Retour sur la THCon 2024

XMCO s'est rendu à Toulouse pour l'édition 2024 de la Toulouse Hacking Convention (ou THCon). Durant celle-ci, de nombreuses présentations ont eu lieu, tant par des membres de la communauté universitaire que par des collaborateurs de sociétés privées. Nous revenons dans cet article sur 4 conférences nous ayant particulièrement marqués.


PHP Filter Chains – Rémi Matasse

Dans cette présentation, Rémi Matasse, pentester chez Synacktiv, nous a présenté ses recherches sur l'exploitation des PHP filter chains.

Rémi débute cette présentation en définissant la notion de wrappers du langage PHP. Agissant comme des pseudos protocoles, ils permettent de spécifier diverses manières d'interagir avec des données distantes ou du système de fichiers, par exemple via les fonctions fopen(), copy(), file_exists() ou encore filesize().
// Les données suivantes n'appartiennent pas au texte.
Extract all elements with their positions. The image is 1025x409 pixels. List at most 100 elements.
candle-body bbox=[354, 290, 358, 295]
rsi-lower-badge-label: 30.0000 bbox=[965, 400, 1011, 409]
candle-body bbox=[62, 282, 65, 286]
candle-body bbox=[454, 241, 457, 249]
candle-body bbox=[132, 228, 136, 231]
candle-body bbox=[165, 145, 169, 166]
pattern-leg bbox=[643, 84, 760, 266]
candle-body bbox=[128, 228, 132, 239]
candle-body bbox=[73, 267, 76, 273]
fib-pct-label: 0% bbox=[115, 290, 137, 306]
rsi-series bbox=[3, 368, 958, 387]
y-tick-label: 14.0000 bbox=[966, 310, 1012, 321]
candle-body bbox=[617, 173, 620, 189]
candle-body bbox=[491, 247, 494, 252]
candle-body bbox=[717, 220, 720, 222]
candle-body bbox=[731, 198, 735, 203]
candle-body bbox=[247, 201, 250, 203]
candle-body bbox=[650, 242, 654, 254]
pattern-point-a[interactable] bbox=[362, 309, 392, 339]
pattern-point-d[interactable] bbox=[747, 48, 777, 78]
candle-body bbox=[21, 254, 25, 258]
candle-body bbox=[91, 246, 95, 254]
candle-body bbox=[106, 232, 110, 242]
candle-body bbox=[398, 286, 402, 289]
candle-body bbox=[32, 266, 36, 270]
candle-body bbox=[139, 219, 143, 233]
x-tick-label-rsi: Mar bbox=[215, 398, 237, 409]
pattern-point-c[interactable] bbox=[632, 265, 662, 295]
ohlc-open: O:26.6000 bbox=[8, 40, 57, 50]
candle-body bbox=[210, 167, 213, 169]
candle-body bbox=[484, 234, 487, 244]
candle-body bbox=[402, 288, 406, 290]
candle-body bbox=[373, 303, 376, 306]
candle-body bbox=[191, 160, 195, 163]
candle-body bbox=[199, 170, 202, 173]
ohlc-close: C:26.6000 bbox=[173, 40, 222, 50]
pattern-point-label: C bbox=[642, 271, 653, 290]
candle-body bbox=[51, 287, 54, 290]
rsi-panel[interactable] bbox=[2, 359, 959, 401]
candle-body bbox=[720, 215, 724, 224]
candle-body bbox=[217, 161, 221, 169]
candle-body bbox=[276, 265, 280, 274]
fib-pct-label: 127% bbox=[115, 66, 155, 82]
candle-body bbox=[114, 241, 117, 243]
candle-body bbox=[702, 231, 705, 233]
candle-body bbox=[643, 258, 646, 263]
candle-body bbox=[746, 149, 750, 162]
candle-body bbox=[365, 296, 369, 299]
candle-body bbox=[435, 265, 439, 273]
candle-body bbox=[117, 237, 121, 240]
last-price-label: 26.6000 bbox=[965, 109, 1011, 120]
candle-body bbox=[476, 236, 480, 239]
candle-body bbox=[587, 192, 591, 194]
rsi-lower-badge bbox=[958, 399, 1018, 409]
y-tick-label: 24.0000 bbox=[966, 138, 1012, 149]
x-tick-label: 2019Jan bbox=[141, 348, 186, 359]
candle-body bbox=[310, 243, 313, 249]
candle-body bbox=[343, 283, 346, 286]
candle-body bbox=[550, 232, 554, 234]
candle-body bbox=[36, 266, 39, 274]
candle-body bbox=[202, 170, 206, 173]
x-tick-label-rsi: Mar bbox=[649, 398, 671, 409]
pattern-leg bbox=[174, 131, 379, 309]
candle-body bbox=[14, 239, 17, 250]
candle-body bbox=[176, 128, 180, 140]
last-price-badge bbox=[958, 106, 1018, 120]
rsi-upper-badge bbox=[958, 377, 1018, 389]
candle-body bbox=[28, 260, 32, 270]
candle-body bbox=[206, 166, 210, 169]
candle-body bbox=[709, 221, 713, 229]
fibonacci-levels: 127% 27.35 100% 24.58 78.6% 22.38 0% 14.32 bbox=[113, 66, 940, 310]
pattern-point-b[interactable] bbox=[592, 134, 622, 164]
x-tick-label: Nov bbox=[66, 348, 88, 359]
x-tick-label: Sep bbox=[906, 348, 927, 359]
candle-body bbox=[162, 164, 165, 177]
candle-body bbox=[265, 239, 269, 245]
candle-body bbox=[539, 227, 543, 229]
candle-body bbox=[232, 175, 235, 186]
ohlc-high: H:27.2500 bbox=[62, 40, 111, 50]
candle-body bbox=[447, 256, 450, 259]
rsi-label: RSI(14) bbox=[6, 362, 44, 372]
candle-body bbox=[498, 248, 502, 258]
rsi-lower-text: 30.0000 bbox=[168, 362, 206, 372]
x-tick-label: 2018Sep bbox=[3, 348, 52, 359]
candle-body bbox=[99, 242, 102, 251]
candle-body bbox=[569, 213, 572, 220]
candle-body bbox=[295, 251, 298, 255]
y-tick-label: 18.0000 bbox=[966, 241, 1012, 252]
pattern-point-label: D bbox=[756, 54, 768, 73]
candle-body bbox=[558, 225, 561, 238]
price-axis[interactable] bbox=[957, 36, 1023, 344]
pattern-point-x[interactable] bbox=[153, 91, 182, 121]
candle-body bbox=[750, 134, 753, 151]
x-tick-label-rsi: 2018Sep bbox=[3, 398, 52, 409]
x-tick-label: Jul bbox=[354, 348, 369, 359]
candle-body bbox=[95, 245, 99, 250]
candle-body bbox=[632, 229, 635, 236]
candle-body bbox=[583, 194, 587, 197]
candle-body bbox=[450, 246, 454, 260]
Nous est ensuite présenté le wrapper php://filter, à la base des attaques décrites dans la présentation. Ce dernier permet d'agir à la volée sur les données accédées, leur faisant subir un nombre arbitraire de conversions ou transformations. À titre d'exemple, Rémi liste notamment les filtres String.rot13, Convert.base64-encode ou encore Convert.iconv.*. Ce dernier est particulièrement intéressant d'un point de vue offensif pour la possibilité qu'il offre de générer des chaines de caractères arbitraires.

Pour illustrer cette génération de caractères, Rémi suppose l'existence d'une application sujette à une vulnérabilité de Local File Inclusion (ou LFI) via l'utilisation de la fonction file_get_contents(). Un fichier nommé test et contenant la chaine de caractère "STARTING" est présent sur le serveur.

Un utilisateur injecte alors la chaine de filtres suivante en entrée de la fonction file_gets_contents:

file_get_contents('php://filter/convert.iconv.UTF8.UTF16|convert.iconv.L6.UTF8|convert.iconv.UTF8.UTF16|convert.base64-decode|convert.base64-encode/resource=test);

En sortie de la fonction, le serveur retourne la chaine de caractère 8STARTING, mettant en évidence la génération du chiffre 8 à partir du contenu d'un ficher ne l'incluant pas.

Cette démarche est généralisable pour permettre de créer des chaines de caractères arbitraires via des chaines de filtres PHP. Rémi a créé un outil permettant d'automatiser la génération de chaines de caractères spécifiques à partir des filtres PHP. Cet outil a notamment permis d'exploiter la vulnérabilité CVE-2023-6553 sur un plugin WordPress en générant la chaine de caractères <?php system("id"); die(); ?> et en l'ajoutant au début du contenu d'un fichier lors de son chargement. Le code ainsi généré permet l'exécution de commandes arbitraires (ici, la commande id) et ouvre donc la voie à la compromission du système.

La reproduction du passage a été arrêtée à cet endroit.